The funding will take place over three years, and consists of £195m from Rolls Royce Group, BNF Resources UK, and Exelon Generation, couple with £210m from the UK’s Research and Innovation funding.
According to Rolls Royce, “The business, which will continue to seek further investment, will now proceed rapidly with a range of parallel delivery activities, including entry to the UK Generic Design Assessment (GDA) process and identifying sites for the factories which will manufacture the modules that enable on-site assembly of the power plants.”
Clean energy solution
Warren East, chief executive of Rolls Royce, said in a statement: “The SMR programme is one of the ways that Rolls-Royce is meeting the need to ensure the UK continues to develop innovative ways to tackle the global threat of climate change. With the Rolls-Royce SMR technology, we have developed a clean energy solution which can deliver cost competitive and scalable net zero power for multiple applications from grid and industrial electricity production to hydrogen and synthetic fuel manufacturing.
“The business could create up to 40,000 jobs, through UK deployment and export enabled growth. As a major shareholder in Rolls-Royce SMR, we will continue to support its path to successful deployment.”
The technology, said the company, will see each station power approximately one million homes through grid and off-grid solutions.
This venture by Rolls Royce and others had been in the works for some time, and was predicted in recent weeks by The Guardian. That paper wrote four weeks ago that Rolls Royce was seeking to build 16 reactors across the country.
It added: “SMRs are understood to be a key component of the prime minister’s pledge to eliminate fossil fuels from electricity generation by 2035, a landmark promise he made last month in the run-up to the UK’s hosting of the Cop26 climate summit in Glasgow.”
The paper continued: “Rolls-Royce is being advised by HSBC, which has helped it secure £210m from private investors, a condition of the government stumping up the same amount.”
Support for SMRs has already come from the nuclear industry, with Nuclear Engineering International reporting that similar plans had received backing in the US from president Joe Biden.

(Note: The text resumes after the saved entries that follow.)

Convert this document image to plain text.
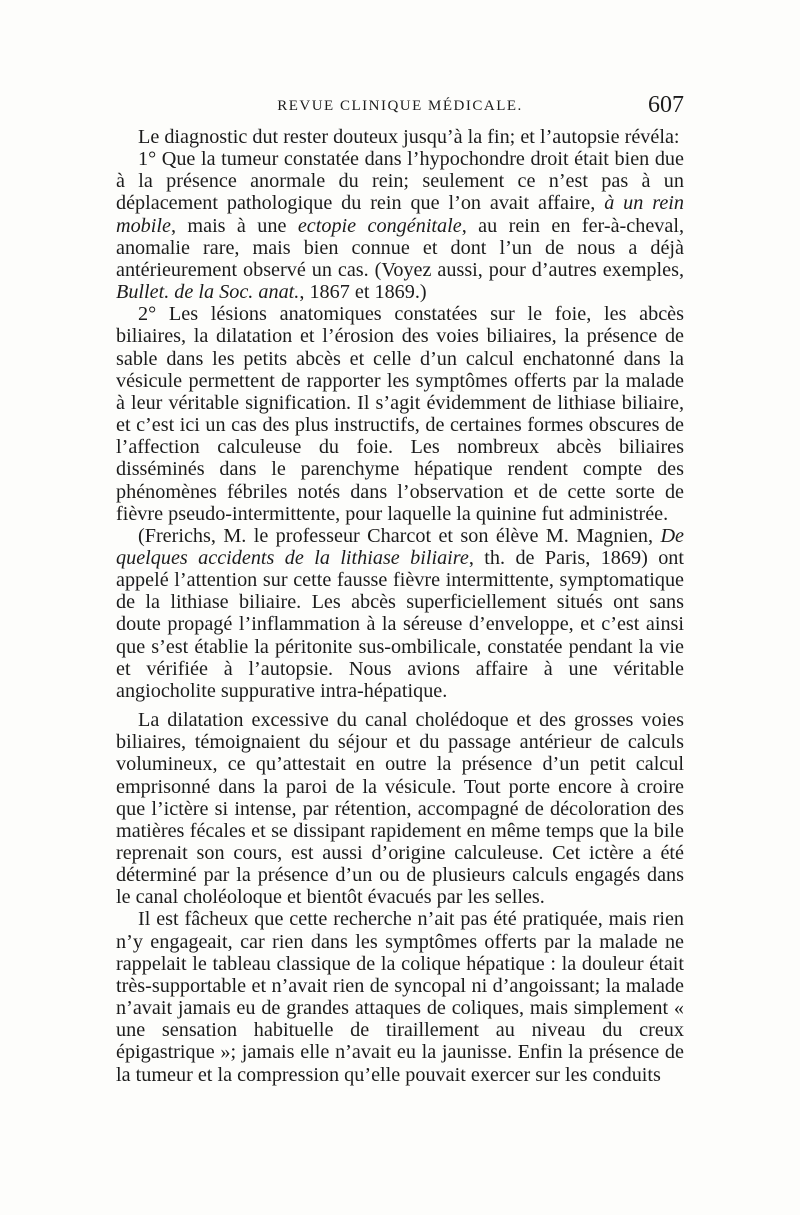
REVUE CLINIQUE MÉDICALE.	607

Le diagnostic dut rester douteux jusqu’à la fin; et l’autopsie révéla:

1° Que la tumeur constatée dans l’hypochondre droit était bien due à la présence anormale du rein; seulement ce n’est pas à un déplacement pathologique du rein que l’on avait affaire, à un rein mobile, mais à une ectopie congénitale, au rein en fer-à-cheval, anomalie rare, mais bien connue et dont l’un de nous a déjà antérieurement observé un cas. (Voyez aussi, pour d’autres exemples, Bullet. de la Soc. anat., 1867 et 1869.)

2° Les lésions anatomiques constatées sur le foie, les abcès biliaires, la dilatation et l’érosion des voies biliaires, la présence de sable dans les petits abcès et celle d’un calcul enchatonné dans la vésicule permettent de rapporter les symptômes offerts par la malade à leur véritable signification. Il s’agit évidemment de lithiase biliaire, et c’est ici un cas des plus instructifs, de certaines formes obscures de l’affection calculeuse du foie. Les nombreux abcès biliaires disséminés dans le parenchyme hépatique rendent compte des phénomènes fébriles notés dans l’observation et de cette sorte de fièvre pseudo-intermittente, pour laquelle la quinine fut administrée.

(Frerichs, M. le professeur Charcot et son élève M. Magnien, De quelques accidents de la lithiase biliaire, th. de Paris, 1869) ont appelé l’attention sur cette fausse fièvre intermittente, symptomatique de la lithiase biliaire. Les abcès superficiellement situés ont sans doute propagé l’inflammation à la séreuse d’enveloppe, et c’est ainsi que s’est établie la péritonite sus-ombilicale, constatée pendant la vie et vérifiée à l’autopsie. Nous avions affaire à une véritable angiocholite suppurative intra-hépatique.

La dilatation excessive du canal cholédoque et des grosses voies biliaires, témoignaient du séjour et du passage antérieur de calculs volumineux, ce qu’attestait en outre la présence d’un petit calcul emprisonné dans la paroi de la vésicule. Tout porte encore à croire que l’ictère si intense, par rétention, accompagné de décoloration des matières fécales et se dissipant rapidement en même temps que la bile reprenait son cours, est aussi d’origine calculeuse. Cet ictère a été déterminé par la présence d’un ou de plusieurs calculs engagés dans le canal choléoloque et bientôt évacués par les selles.

Il est fâcheux que cette recherche n’ait pas été pratiquée, mais rien n’y engageait, car rien dans les symptômes offerts par la malade ne rappelait le tableau classique de la colique hépatique : la douleur était très-supportable et n’avait rien de syncopal ni d’angoissant; la malade n’avait jamais eu de grandes attaques de coliques, mais simplement « une sensation habituelle de tiraillement au niveau du creux épigastrique »; jamais elle n’avait eu la jaunisse. Enfin la présence de la tumeur et la compression qu’elle pouvait exercer sur les conduits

That publication added: “These small plants can provide reliable energy in the form of both electricity and heat to power a city of about 100,000 people. The heat can help lower the emissions from carbon-intensive industries such as steel and cement making, while the baseload power could complement renewables such as wind and solar power. The SMR offers a step change from the existing world of nuclear power.”